EDP column by Professor Ketan Dhatariya

“My 19 year old son has just been diagnosed with schizophrenia. What is this?”

Schizophrenia comes from the Greek for ‘split mind’. It is a long term psychiatric condition that is reasonably common. Over a lifetime, there is a 1 in 100 chance of being diagnosed with this condition, and this can be higher if there is someone in the family who already has it.

The condition is associated with disordered thinking, and the individual may experience hallucinations or delusions. Hallucinations are the experience of some sort of sensation (for example a sight, smell or sound) without anything being present. An example of this is hearing voices. Delusions are defined as ‘fixed, false beliefs out of keeping with cultural or religious upbringing’.

Schizophrenia is a diagnosis made on the basis of several symptoms being present. These can be of hallucinations or delusions, or what is known as ‘thought disorder’. This is sometimes called ‘knights move thinking’, after the chess piece, where there may be a tenuous link between various thoughts, but these may not be obvious to the listener. Other examples of thought disorder are when words get regularly jumbled up – a ‘word salad’, or when spoken language speeds up – so called ‘pressure of speech’.

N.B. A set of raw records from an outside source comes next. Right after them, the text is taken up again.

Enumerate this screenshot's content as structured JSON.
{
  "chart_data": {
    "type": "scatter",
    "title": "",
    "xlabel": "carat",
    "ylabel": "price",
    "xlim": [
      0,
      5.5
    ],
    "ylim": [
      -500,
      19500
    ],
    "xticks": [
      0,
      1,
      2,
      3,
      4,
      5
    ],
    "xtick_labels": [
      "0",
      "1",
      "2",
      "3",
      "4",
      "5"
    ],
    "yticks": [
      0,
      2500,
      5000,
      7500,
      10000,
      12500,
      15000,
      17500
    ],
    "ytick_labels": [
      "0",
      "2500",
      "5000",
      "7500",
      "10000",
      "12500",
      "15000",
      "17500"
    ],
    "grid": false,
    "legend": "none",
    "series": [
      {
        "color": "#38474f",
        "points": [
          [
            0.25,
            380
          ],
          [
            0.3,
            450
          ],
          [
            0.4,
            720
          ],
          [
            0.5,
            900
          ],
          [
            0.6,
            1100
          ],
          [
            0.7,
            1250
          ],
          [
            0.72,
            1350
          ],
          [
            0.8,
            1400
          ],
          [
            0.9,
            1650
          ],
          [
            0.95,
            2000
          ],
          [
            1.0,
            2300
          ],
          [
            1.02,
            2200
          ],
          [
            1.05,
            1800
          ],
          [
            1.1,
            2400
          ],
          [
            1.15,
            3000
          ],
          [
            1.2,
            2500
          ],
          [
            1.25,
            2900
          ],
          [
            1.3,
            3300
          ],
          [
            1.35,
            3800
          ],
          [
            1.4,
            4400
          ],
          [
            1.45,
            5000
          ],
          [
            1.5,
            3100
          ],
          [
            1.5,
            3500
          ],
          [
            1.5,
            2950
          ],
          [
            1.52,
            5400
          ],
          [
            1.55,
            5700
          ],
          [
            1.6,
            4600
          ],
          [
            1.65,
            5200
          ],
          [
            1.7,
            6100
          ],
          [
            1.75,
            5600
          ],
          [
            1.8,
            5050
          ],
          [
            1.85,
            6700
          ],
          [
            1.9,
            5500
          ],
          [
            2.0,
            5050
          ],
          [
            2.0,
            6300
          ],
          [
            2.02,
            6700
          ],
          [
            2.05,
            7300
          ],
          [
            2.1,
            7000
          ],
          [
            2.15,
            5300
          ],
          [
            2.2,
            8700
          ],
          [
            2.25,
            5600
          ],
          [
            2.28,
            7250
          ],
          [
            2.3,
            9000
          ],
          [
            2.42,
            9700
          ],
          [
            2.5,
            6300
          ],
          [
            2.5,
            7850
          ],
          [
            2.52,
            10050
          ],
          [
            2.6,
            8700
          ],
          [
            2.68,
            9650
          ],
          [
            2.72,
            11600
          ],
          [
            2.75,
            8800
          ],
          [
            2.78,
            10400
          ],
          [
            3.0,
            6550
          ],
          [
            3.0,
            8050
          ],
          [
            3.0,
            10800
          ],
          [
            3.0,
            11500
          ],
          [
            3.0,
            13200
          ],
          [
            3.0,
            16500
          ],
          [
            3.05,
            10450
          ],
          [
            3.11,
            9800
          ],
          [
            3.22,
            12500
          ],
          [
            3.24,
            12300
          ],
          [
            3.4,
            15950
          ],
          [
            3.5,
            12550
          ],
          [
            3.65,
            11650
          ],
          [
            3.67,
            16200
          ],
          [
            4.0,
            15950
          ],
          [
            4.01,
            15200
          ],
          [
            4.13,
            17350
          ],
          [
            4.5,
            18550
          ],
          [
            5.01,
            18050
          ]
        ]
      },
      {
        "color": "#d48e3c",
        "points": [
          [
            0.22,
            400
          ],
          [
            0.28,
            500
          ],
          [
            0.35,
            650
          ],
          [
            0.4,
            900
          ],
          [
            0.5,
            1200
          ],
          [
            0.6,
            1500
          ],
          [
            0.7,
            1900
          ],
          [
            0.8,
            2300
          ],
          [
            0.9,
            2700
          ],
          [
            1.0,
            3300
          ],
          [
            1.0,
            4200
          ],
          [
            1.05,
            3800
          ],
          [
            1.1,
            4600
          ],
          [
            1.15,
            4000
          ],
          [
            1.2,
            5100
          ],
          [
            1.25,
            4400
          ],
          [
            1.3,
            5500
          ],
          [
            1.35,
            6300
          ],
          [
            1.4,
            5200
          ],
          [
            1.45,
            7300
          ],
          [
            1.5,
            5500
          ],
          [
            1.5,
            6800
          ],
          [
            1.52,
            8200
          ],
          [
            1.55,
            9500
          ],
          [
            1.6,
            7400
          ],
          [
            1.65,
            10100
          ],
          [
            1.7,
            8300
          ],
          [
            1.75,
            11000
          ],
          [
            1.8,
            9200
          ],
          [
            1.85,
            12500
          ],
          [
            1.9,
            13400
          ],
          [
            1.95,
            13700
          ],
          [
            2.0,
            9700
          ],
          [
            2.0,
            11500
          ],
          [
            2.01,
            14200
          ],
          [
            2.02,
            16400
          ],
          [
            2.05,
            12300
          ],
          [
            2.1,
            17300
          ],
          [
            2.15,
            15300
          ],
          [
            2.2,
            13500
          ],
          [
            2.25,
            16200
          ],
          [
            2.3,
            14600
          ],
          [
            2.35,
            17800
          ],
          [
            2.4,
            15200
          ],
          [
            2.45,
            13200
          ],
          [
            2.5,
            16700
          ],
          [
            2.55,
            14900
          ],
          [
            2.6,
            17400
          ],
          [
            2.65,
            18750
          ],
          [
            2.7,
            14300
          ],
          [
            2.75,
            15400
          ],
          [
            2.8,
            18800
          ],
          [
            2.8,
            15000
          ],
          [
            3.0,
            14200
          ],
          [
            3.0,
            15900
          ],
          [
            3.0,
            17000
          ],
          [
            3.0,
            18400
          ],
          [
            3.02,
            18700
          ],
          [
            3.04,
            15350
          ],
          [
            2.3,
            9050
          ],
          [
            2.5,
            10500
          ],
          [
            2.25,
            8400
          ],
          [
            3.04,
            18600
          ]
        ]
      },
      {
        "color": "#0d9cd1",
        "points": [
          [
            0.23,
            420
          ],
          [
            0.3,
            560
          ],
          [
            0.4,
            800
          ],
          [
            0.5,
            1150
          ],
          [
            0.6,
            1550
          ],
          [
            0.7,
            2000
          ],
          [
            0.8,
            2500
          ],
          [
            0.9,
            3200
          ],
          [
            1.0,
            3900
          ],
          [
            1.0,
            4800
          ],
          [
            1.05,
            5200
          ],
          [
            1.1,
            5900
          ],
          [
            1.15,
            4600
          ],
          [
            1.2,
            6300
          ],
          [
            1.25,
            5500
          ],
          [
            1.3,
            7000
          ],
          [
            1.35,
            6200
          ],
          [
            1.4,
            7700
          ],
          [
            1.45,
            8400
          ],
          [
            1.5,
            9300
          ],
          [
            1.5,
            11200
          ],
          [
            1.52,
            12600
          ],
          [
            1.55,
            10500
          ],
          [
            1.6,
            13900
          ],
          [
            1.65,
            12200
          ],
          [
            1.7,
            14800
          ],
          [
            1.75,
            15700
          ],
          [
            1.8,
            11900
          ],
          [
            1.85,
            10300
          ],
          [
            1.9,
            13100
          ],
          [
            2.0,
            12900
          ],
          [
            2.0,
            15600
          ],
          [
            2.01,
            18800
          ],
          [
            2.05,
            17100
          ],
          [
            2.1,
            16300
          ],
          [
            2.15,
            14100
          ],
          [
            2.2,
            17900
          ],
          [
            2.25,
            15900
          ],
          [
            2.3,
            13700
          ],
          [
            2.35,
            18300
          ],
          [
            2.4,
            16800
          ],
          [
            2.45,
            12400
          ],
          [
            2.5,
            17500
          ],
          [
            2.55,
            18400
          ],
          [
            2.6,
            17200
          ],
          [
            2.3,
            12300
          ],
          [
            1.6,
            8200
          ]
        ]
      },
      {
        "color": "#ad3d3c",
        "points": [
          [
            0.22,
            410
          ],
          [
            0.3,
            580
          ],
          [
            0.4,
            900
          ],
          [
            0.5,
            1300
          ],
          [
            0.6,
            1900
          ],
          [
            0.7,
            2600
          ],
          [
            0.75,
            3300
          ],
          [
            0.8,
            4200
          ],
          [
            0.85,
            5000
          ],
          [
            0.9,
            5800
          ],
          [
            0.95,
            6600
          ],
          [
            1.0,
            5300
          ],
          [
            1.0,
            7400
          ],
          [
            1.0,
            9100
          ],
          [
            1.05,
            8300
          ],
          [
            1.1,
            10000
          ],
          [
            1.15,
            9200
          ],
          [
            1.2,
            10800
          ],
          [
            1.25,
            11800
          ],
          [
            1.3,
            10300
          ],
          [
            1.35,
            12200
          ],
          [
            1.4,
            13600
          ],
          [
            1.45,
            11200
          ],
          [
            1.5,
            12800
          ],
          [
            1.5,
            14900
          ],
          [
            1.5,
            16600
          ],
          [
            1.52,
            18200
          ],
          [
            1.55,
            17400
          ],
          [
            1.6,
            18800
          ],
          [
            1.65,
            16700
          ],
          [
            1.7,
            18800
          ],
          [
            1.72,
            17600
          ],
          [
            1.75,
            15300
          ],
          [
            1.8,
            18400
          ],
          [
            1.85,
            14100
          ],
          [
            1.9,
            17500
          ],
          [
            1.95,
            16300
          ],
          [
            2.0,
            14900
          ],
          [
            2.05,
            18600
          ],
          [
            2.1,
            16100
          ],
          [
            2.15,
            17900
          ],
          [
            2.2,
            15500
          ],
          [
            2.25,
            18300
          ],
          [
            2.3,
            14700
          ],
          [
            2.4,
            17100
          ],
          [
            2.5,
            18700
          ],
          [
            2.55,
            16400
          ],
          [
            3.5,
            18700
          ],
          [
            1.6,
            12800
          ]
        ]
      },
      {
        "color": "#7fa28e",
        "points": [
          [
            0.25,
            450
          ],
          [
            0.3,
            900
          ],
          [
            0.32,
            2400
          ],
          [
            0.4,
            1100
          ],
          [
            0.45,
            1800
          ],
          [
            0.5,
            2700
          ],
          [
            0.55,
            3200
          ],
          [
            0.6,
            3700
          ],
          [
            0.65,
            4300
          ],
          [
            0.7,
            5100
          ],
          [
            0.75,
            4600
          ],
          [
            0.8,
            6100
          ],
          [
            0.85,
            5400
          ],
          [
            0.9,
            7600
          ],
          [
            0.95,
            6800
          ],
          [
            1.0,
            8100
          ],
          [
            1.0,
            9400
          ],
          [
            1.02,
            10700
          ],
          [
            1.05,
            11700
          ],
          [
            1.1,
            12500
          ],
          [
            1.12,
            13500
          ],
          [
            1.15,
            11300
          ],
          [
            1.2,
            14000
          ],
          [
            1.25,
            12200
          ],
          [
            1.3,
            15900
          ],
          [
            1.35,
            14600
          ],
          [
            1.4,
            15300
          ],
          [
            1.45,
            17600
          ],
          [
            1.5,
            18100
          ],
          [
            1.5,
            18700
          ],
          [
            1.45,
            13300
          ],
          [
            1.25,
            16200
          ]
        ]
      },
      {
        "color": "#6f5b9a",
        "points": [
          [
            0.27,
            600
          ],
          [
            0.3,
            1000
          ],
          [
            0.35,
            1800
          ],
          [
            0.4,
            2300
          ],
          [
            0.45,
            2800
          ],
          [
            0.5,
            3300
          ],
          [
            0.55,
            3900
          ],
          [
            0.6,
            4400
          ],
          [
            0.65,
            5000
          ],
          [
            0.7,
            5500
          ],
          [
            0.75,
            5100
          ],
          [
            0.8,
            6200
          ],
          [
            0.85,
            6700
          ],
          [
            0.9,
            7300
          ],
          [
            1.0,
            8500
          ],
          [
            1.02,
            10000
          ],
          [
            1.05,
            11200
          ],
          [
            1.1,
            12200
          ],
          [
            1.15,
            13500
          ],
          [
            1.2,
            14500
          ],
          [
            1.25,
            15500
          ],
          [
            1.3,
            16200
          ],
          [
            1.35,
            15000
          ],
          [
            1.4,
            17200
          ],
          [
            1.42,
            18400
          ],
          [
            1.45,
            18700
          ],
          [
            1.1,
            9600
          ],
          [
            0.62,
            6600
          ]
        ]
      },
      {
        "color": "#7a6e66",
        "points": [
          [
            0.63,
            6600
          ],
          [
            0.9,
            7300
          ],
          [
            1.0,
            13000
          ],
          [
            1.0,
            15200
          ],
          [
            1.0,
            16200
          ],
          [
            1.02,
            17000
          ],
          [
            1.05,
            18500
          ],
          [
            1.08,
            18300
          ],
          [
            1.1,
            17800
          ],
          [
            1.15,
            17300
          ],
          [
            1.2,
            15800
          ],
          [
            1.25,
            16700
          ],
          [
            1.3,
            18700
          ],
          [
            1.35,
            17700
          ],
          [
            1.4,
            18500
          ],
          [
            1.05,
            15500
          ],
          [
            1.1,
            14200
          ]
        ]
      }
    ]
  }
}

The other kinds of symptoms relate to the effect they have and are divided into ‘negative’ or ‘positive’ symptoms. ‘Negative’ symptoms include social withdrawal, lack of motivation, a tendency to be depressed, lack of speech, and so forth. ‘Positive’ symptoms include the delusions, hallucinations or the disordered thought. There are currently no specific tests that can be done to diagnose the condition, but several things may make a person more prone to developing the condition. These include genetic factors, ad I have mentioned, but also environmental factors, such as substance abuse, such as glue sniffing, drug use, and so on. Living in an environment of ‘high expressed emotion’ has also been shown to predispose to the development of schizophrenia. This means that having a constant environment filled with ‘negative’ emotions – often unintentionally found in a family, or in the work environment – such as high levels of critical comments, hostility, authoritarian and intrusive or controlling attitudes.

There is no cure for this condition, but there are lots of treatments. Several new drugs have become available over the past few years and, when used in combination with psychotherapy, keep people well and able to live relatively normal lives.

Over time, studies have shown that about a third of people make a full recovery, about a third show improvement but not a full recovery, and a third remain unwell.

As always, if you remain concerned, go and talk to your GP to get more information.